Ever since the explosive popularity of Ringu, the J-Horror genre has followed the fast-track to failure as pioneered by 80’s slasher films, a road paved with novel ideas run into the ground by a string of rehashes that end in self parody. No one exemplifies this better than Takashi Shimuzu, director of the Ju-On/Grudge series. He’s managed to remake the same film seven times over the past ten years, suffocating the series with stagnant ideas.

Ju-On was Shimizu’s baby. Its first two V-cinema appearances gave him the momentum that would eventually propel him onto the international stage, but it shouldn't have given him cart blanche to exploit his child. Thankfully, for its 10th birthday the series is receiving new parents—fellow horror filmmakers Mari Asato and Ryuta Miyake, both of whom recently directed their own version of Ju-On. Will their care be able to undo the years of abuse?

The Old Lady in White



The Old Lady in White was by far the stronger of the two offerings. Director/writer Ryuta Miyake’s experience as a script doctor shines through as he adds layers of seemingly unrelated elements to the story that add cohesion, rather than confusion, to the plot. The electrified atmosphere keeps the audience on edge and delivers effective, albeit transparent scares.



It begins ominously with an unidentified man hanging himself in the forest, duffel bag containing a girl’s disembodied head at his feet. The story revolves around a childhood friend of the murdered girl, now an adult, whose clairvoyant powers lead her towards the truth behind the murder-suicide and the ghostly, malevolent old women in white.



The Girl in Black


Compared to the tight narrative and consistent chills of The Old Lady in White, Mari Asato’s The Girl in Black comes off as an amateur production that banks everything on the final payoff. But if utero-centric body horror is your thing, you can double down on this one!



The Girl in Black follows a young girl who is hospitalized after a series of unexplainable convulsions. The Ju-On curse manifests itself as a cyst in her uterus, which is actually her unborn twin sister that was absorbed in the womb! The curse spreads from her nurse, to the nurse’s neighbor, to her father’s co-worker and beyond.



Both films deliver classic elements that we have come to expect from the series. Creepy little girls, serialized story-telling that jumps through time, stomach-churning maternity horror. But as they say, familiarity breeds contempt.

The filmmakers take these motifs and apply them to fresh situations, but Shimizu hanging on as supervisor holds the movies back with needless throwbacks to the original films. Toshio makes cameo appearances with no bearing on the plot. Dead girls croak like Kayako without having their vocal cords cut. The cursed house appears again, only as a sanitized model home.

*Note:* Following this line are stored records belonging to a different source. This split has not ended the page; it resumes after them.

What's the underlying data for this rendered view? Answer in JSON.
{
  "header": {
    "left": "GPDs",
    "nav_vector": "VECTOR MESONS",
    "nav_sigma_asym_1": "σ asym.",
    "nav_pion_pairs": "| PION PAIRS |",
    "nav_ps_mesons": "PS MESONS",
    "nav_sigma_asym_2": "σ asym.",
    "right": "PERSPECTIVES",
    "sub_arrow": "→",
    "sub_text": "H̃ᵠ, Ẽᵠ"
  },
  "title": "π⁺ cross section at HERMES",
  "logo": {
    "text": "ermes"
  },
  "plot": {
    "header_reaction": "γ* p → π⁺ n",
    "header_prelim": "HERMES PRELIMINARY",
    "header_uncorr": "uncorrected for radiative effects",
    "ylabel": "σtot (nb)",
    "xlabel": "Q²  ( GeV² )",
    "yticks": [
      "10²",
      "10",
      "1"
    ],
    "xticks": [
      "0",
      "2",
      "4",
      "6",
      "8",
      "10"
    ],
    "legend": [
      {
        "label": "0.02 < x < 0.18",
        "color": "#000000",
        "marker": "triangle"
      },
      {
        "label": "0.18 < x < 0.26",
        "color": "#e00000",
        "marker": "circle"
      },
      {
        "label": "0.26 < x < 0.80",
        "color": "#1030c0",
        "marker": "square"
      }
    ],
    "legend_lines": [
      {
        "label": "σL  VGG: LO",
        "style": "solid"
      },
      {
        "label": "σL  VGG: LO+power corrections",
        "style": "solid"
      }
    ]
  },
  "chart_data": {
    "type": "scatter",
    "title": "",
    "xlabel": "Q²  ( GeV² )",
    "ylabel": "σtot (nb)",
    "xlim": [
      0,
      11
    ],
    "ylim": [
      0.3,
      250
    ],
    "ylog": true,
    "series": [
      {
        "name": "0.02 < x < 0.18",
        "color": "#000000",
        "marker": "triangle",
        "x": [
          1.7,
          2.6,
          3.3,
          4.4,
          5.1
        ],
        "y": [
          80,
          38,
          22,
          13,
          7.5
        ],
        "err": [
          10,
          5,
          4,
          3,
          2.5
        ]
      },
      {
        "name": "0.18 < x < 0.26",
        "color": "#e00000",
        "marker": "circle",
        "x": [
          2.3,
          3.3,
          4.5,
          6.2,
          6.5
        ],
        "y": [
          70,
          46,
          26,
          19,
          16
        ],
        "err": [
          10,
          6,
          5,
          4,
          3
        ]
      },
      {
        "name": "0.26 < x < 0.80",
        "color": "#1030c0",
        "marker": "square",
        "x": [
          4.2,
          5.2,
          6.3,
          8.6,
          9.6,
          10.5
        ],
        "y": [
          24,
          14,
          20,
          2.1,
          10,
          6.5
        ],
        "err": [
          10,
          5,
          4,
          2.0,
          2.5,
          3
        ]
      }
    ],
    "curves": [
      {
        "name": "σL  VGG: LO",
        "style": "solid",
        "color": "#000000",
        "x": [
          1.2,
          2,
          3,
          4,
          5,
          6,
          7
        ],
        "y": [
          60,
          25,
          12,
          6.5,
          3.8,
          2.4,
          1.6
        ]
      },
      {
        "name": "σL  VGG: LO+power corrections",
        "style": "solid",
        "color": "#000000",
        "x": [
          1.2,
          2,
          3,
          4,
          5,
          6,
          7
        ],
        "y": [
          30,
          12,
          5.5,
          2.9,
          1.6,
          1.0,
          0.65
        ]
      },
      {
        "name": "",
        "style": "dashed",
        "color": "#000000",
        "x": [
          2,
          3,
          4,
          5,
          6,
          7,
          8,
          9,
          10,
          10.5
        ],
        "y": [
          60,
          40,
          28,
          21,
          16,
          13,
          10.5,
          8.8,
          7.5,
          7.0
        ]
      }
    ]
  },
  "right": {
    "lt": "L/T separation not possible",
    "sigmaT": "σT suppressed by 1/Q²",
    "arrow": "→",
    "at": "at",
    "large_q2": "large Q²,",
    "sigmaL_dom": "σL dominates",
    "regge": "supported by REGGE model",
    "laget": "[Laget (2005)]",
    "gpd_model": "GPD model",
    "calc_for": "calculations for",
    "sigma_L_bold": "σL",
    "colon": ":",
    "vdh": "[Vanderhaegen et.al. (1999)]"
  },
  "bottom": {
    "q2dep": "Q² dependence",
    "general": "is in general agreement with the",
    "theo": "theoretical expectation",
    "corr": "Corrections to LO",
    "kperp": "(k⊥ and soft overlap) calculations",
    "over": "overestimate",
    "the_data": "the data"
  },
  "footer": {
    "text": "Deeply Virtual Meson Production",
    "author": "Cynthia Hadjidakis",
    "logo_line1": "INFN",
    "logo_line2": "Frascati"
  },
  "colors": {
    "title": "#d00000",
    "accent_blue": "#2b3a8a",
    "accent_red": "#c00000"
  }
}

Voidmare and I were in Japan when the series blew up with the theatrical release of Ju-On, and it saddened me to see the franchised disfigured by a string of increasingly insulting American remakes. I know I'm not the only one glad to see the series come home in an attempt to return to its roots. However, it needs to stop making concessions to the fans if it wants to recapture the creative spark that kept the old films afloat amidst a sea of imitators. Shimizu, its time to let go and let the series walk on its own.